Advanced PII Removal Patterns

The techniques of deletion, hashing, pseudonymization, and generalization are powerful building blocks. For production systems, you can combine them in more sophisticated ways.

Pattern 1: Conditional PII Removal

You may want to apply PII removal logic only to certain types of users. For example, you might need to retain more data for enterprise customers for support reasons, while being more aggressive about removing PII for free-tier users.

Conditional PII Removal
- mapping: |
root = this

# Only apply aggressive PII removal for non-enterprise tiers
if this.account_type != "enterprise" {
# Apply hashing for IP and Email
root.ip_hash = this.ip_address.hash("sha256", env("IP_SALT"))
root.email_hash = this.email.hash("sha256", env("EMAIL_SALT"))
root.email_domain = this.email.split("@").index(1)

# Generalize location
root.location = this.location.without("latitude", "longitude")

# Delete the original fields
root = this.without("ip_address", "email")
}

Pattern 2: Multi-Destination PII Handling

For some use cases, you need to send the same event to two different systems with different levels of PII. For example, a fraud detection system might need the raw IP address, but your analytics warehouse must not contain it.

This can be achieved with a broker output.

Multi-Destination PII Handling
output:
broker:
pattern: fan_out
outputs:
# Destination 1: Analytics Warehouse (PII is removed)
- processors:
- mapping: |
root = this
root.ip_hash = this.ip_address.hash("sha256", env("IP_SALT"))
root = this.without("ip_address", "email", "user_name")
kafka:
addresses: [ ${ANALYTICS_KAFKA_BROKER} ]
topic: "analytics-events"

# Destination 2: Fraud Detection System (PII is kept, but with short retention)
# This system must be properly secured and have a strict data retention policy.
- http_client:
url: "http://fraud-detection-service/events"
verb: "POST"

In this pattern, the PII removal happens inside the output definition, creating two different versions of the message for two different destinations.

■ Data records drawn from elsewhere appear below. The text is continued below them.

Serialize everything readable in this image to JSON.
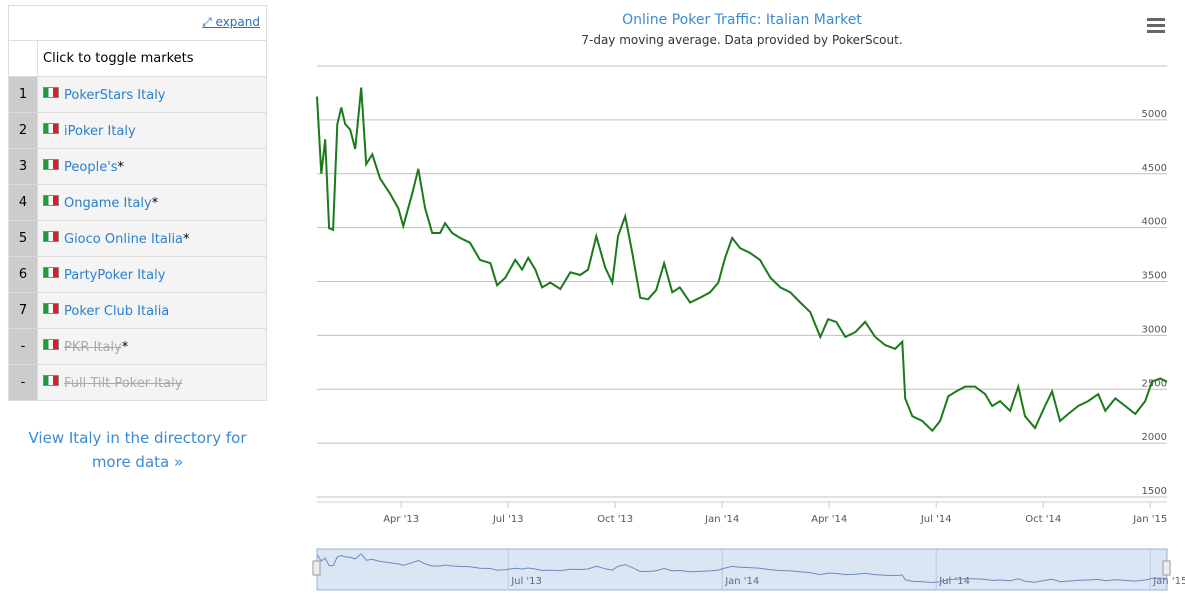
{
  "sidebar": {
    "expand": "expand",
    "header": "Click to toggle markets",
    "rows": [
      {
        "rank": "1",
        "name": "PokerStars Italy"
      },
      {
        "rank": "2",
        "name": "iPoker Italy"
      },
      {
        "rank": "3",
        "name": "People's",
        "asterisk": "*"
      },
      {
        "rank": "4",
        "name": "Ongame Italy",
        "asterisk": "*"
      },
      {
        "rank": "5",
        "name": "Gioco Online Italia",
        "asterisk": "*"
      },
      {
        "rank": "6",
        "name": "PartyPoker Italy"
      },
      {
        "rank": "7",
        "name": "Poker Club Italia"
      },
      {
        "rank": "-",
        "name": "PKR Italy",
        "asterisk": "*",
        "enabled": false
      },
      {
        "rank": "-",
        "name": "Full Tilt Poker Italy",
        "enabled": false
      }
    ],
    "link": "View Italy in the directory for more data »"
  },
  "chart_data": {
    "type": "line",
    "title": "Online Poker Traffic: Italian Market",
    "subtitle": "7-day moving average. Data provided by PokerScout.",
    "x": [
      0.64,
      0.76,
      0.87,
      0.98,
      1.09,
      1.21,
      1.32,
      1.43,
      1.57,
      1.71,
      1.88,
      2.02,
      2.19,
      2.41,
      2.69,
      2.92,
      3.06,
      3.31,
      3.48,
      3.67,
      3.87,
      4.09,
      4.23,
      4.43,
      4.65,
      4.93,
      5.21,
      5.5,
      5.69,
      5.92,
      6.2,
      6.39,
      6.56,
      6.76,
      6.95,
      7.18,
      7.46,
      7.74,
      8.02,
      8.24,
      8.47,
      8.72,
      8.92,
      9.08,
      9.28,
      9.48,
      9.7,
      9.92,
      10.15,
      10.37,
      10.6,
      10.81,
      11.1,
      11.38,
      11.66,
      11.89,
      12.08,
      12.28,
      12.5,
      12.78,
      13.06,
      13.35,
      13.63,
      13.91,
      14.19,
      14.47,
      14.75,
      14.97,
      15.2,
      15.45,
      15.73,
      16.01,
      16.29,
      16.57,
      16.85,
      17.05,
      17.13,
      17.33,
      17.61,
      17.89,
      18.11,
      18.34,
      18.56,
      18.81,
      19.09,
      19.37,
      19.57,
      19.79,
      20.07,
      20.3,
      20.49,
      20.77,
      21.05,
      21.25,
      21.47,
      21.7,
      21.98,
      22.26,
      22.54,
      22.74,
      23.02,
      23.3,
      23.58,
      23.86,
      24.05,
      24.28,
      24.47
    ],
    "series": [
      {
        "color": "#1a7a1a",
        "values": [
          5216,
          4500,
          4820,
          3995,
          3980,
          4960,
          5115,
          4960,
          4910,
          4730,
          5300,
          4590,
          4680,
          4455,
          4315,
          4180,
          4015,
          4315,
          4545,
          4180,
          3950,
          3950,
          4040,
          3950,
          3905,
          3860,
          3700,
          3670,
          3465,
          3535,
          3700,
          3610,
          3720,
          3610,
          3445,
          3490,
          3430,
          3585,
          3560,
          3610,
          3920,
          3630,
          3490,
          3920,
          4105,
          3765,
          3350,
          3335,
          3420,
          3670,
          3400,
          3445,
          3305,
          3350,
          3400,
          3490,
          3720,
          3905,
          3810,
          3765,
          3700,
          3535,
          3445,
          3400,
          3305,
          3215,
          2985,
          3150,
          3125,
          2985,
          3030,
          3125,
          2985,
          2910,
          2875,
          2940,
          2415,
          2250,
          2205,
          2115,
          2205,
          2435,
          2480,
          2525,
          2525,
          2455,
          2345,
          2390,
          2300,
          2525,
          2250,
          2140,
          2345,
          2480,
          2205,
          2270,
          2345,
          2390,
          2455,
          2300,
          2415,
          2345,
          2270,
          2390,
          2570,
          2600,
          2570
        ]
      }
    ],
    "xlim": [
      0.64,
      24.47
    ],
    "xticks": [
      {
        "value": 3,
        "label": "Apr '13"
      },
      {
        "value": 6,
        "label": "Jul '13"
      },
      {
        "value": 9,
        "label": "Oct '13"
      },
      {
        "value": 12,
        "label": "Jan '14"
      },
      {
        "value": 15,
        "label": "Apr '14"
      },
      {
        "value": 18,
        "label": "Jul '14"
      },
      {
        "value": 21,
        "label": "Oct '14"
      },
      {
        "value": 24,
        "label": "Jan '15"
      }
    ],
    "ylim": [
      1500,
      5500
    ],
    "yticks": [
      1500,
      2000,
      2500,
      3000,
      3500,
      4000,
      4500,
      5000
    ],
    "grid": true,
    "navigator": {
      "color": "#6a8bbf",
      "xticks": [
        {
          "value": 6,
          "label": "Jul '13"
        },
        {
          "value": 12,
          "label": "Jan '14"
        },
        {
          "value": 18,
          "label": "Jul '14"
        },
        {
          "value": 24,
          "label": "Jan '15"
        }
      ]
    }
  }
}
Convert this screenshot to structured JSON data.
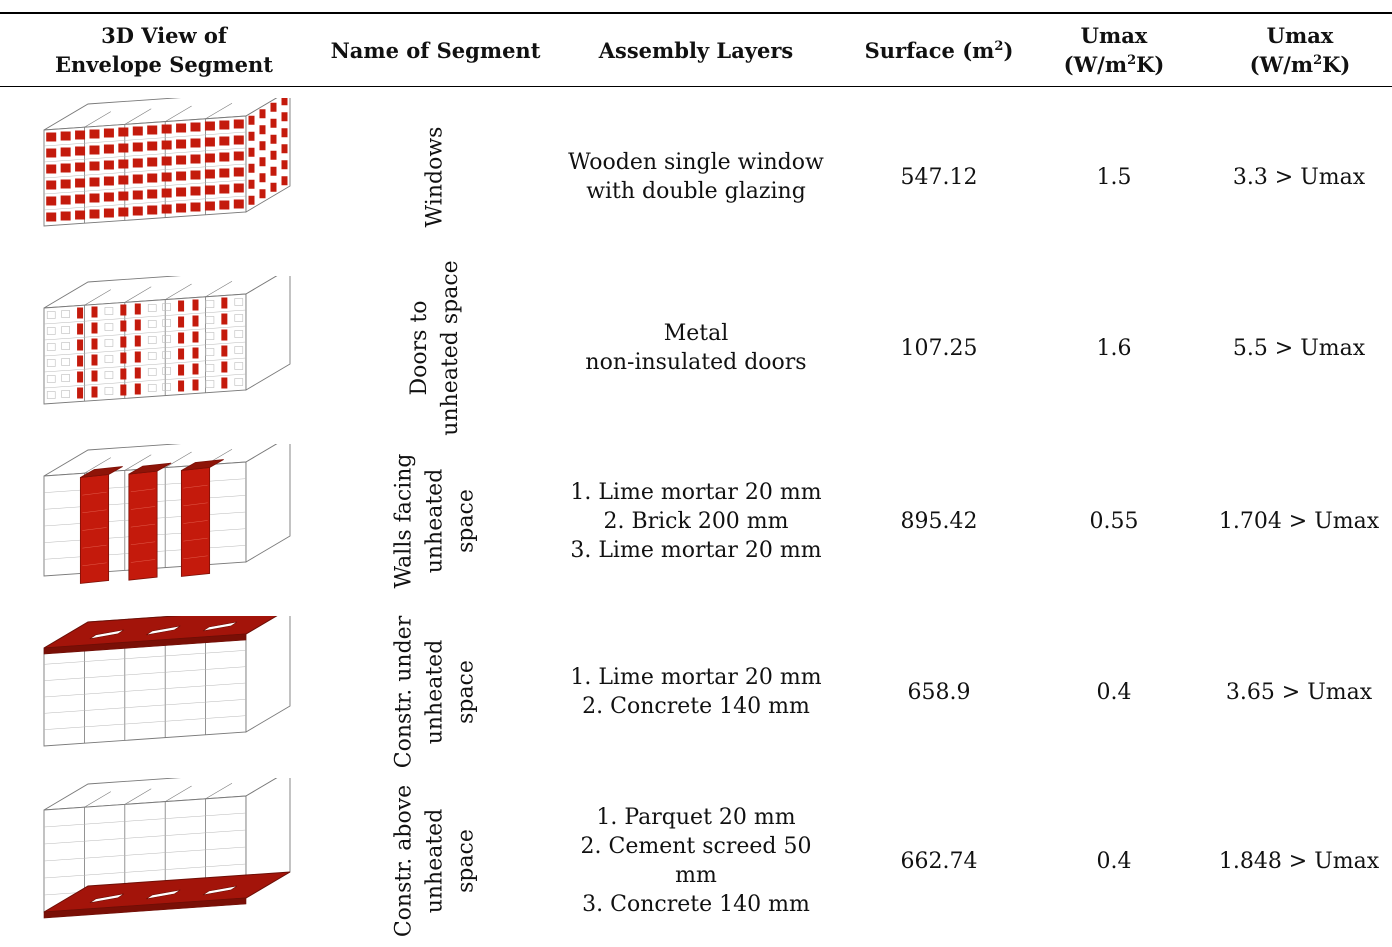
{
  "headers": {
    "view": [
      "3D View of",
      "Envelope Segment"
    ],
    "name": "Name of Segment",
    "layers": "Assembly Layers",
    "surface": "Surface (m",
    "surface_sup": "2",
    "surface_end": ")",
    "umax1_line1": "Umax",
    "umax1_unit_a": "(W/m",
    "umax1_unit_sup": "2",
    "umax1_unit_b": "K)",
    "umax2_line1": "Umax",
    "umax2_unit_a": "(W/m",
    "umax2_unit_sup": "2",
    "umax2_unit_b": "K)"
  },
  "highlight_color": "#c41a0c",
  "rows": [
    {
      "icon": "building-windows-highlight",
      "name": [
        "Windows"
      ],
      "layers": [
        "Wooden single window",
        "with double glazing"
      ],
      "surface": "547.12",
      "umax": "1.5",
      "u_current": "3.3 > Umax"
    },
    {
      "icon": "building-doors-highlight",
      "name": [
        "Doors to",
        "unheated space"
      ],
      "layers": [
        "Metal",
        "non-insulated doors"
      ],
      "surface": "107.25",
      "umax": "1.6",
      "u_current": "5.5 > Umax"
    },
    {
      "icon": "building-walls-highlight",
      "name": [
        "Walls facing",
        "unheated",
        "space"
      ],
      "layers": [
        "1. Lime mortar 20 mm",
        "2. Brick 200 mm",
        "3. Lime mortar 20 mm"
      ],
      "surface": "895.42",
      "umax": "0.55",
      "u_current": "1.704 > Umax"
    },
    {
      "icon": "building-roof-highlight",
      "name": [
        "Constr. under",
        "unheated",
        "space"
      ],
      "layers": [
        "1. Lime mortar 20 mm",
        "2. Concrete 140 mm"
      ],
      "surface": "658.9",
      "umax": "0.4",
      "u_current": "3.65 > Umax"
    },
    {
      "icon": "building-floor-highlight",
      "name": [
        "Constr. above",
        "unheated",
        "space"
      ],
      "layers": [
        "1. Parquet 20 mm",
        "2. Cement screed 50 mm",
        "3. Concrete 140 mm"
      ],
      "surface": "662.74",
      "umax": "0.4",
      "u_current": "1.848 > Umax"
    }
  ]
}
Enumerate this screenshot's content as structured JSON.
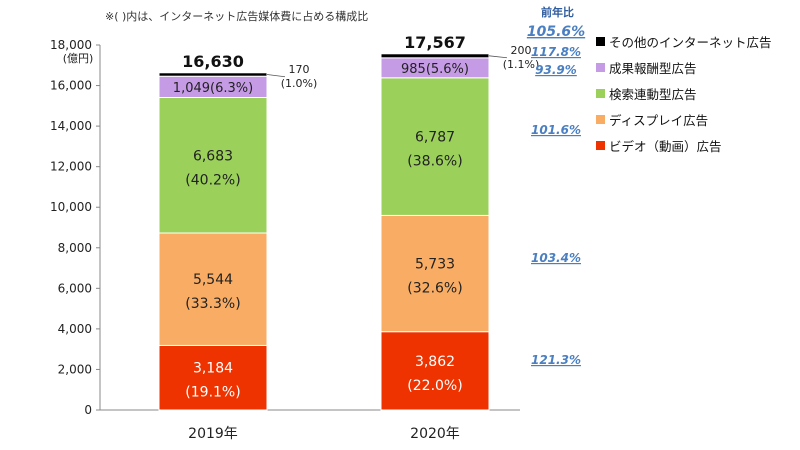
{
  "note": "※( )内は、インターネット広告媒体費に占める構成比",
  "yoy_header": "前年比",
  "colors": {
    "other": "#000000",
    "affiliate": "#c69be6",
    "search": "#9bd15b",
    "display": "#f9ad64",
    "video": "#ee3300",
    "yoy_text": "#4a7fc1",
    "axis": "#888888"
  },
  "chart_data": {
    "type": "bar",
    "stacked": true,
    "title": "",
    "xlabel": "",
    "ylabel": "(億円)",
    "ylim": [
      0,
      18000
    ],
    "yticks": [
      0,
      2000,
      4000,
      6000,
      8000,
      10000,
      12000,
      14000,
      16000,
      18000
    ],
    "ytick_labels": [
      "0",
      "2,000",
      "4,000",
      "6,000",
      "8,000",
      "10,000",
      "12,000",
      "14,000",
      "16,000",
      "18,000"
    ],
    "categories": [
      "2019年",
      "2020年"
    ],
    "totals": [
      16630,
      17567
    ],
    "total_labels": [
      "16,630",
      "17,567"
    ],
    "legend_position": "right",
    "series": [
      {
        "key": "video",
        "name": "ビデオ（動画）広告",
        "values": [
          3184,
          3862
        ],
        "labels": [
          [
            "3,184",
            "(19.1%)"
          ],
          [
            "3,862",
            "(22.0%)"
          ]
        ],
        "yoy": "121.3%"
      },
      {
        "key": "display",
        "name": "ディスプレイ広告",
        "values": [
          5544,
          5733
        ],
        "labels": [
          [
            "5,544",
            "(33.3%)"
          ],
          [
            "5,733",
            "(32.6%)"
          ]
        ],
        "yoy": "103.4%"
      },
      {
        "key": "search",
        "name": "検索連動型広告",
        "values": [
          6683,
          6787
        ],
        "labels": [
          [
            "6,683",
            "(40.2%)"
          ],
          [
            "6,787",
            "(38.6%)"
          ]
        ],
        "yoy": "101.6%"
      },
      {
        "key": "affiliate",
        "name": "成果報酬型広告",
        "values": [
          1049,
          985
        ],
        "labels": [
          [
            "1,049(6.3%)"
          ],
          [
            "985(5.6%)"
          ]
        ],
        "yoy": "93.9%"
      },
      {
        "key": "other",
        "name": "その他のインターネット広告",
        "values": [
          170,
          200
        ],
        "labels": [
          [
            "170",
            "(1.0%)"
          ],
          [
            "200",
            "(1.1%)"
          ]
        ],
        "yoy": "117.8%"
      }
    ],
    "total_yoy": "105.6%"
  }
}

Pattern 3: K-Anonymity for Generalization

When generalizing location data, you may still be able to identify users in small towns. A more advanced pattern is to only preserve city-level data if the city's population is above a certain threshold (the "k" in k-anonymity).

K-Anonymity for Location
- mapping: |
root = this

# A conceptual list of small towns
let small_towns = ["Monowi", "Buford", "Lost Springs"]

if small_towns.contains(this.location.city) {
# For small towns, generalize further by removing the city
root.location = this.location.without("latitude", "longitude", "city")
} else {
# For larger cities, keep the city
root.location = this.location.without("latitude", "longitude")
}

This ensures that you don't accidentally re-identify users by combining multiple seemingly anonymous data points.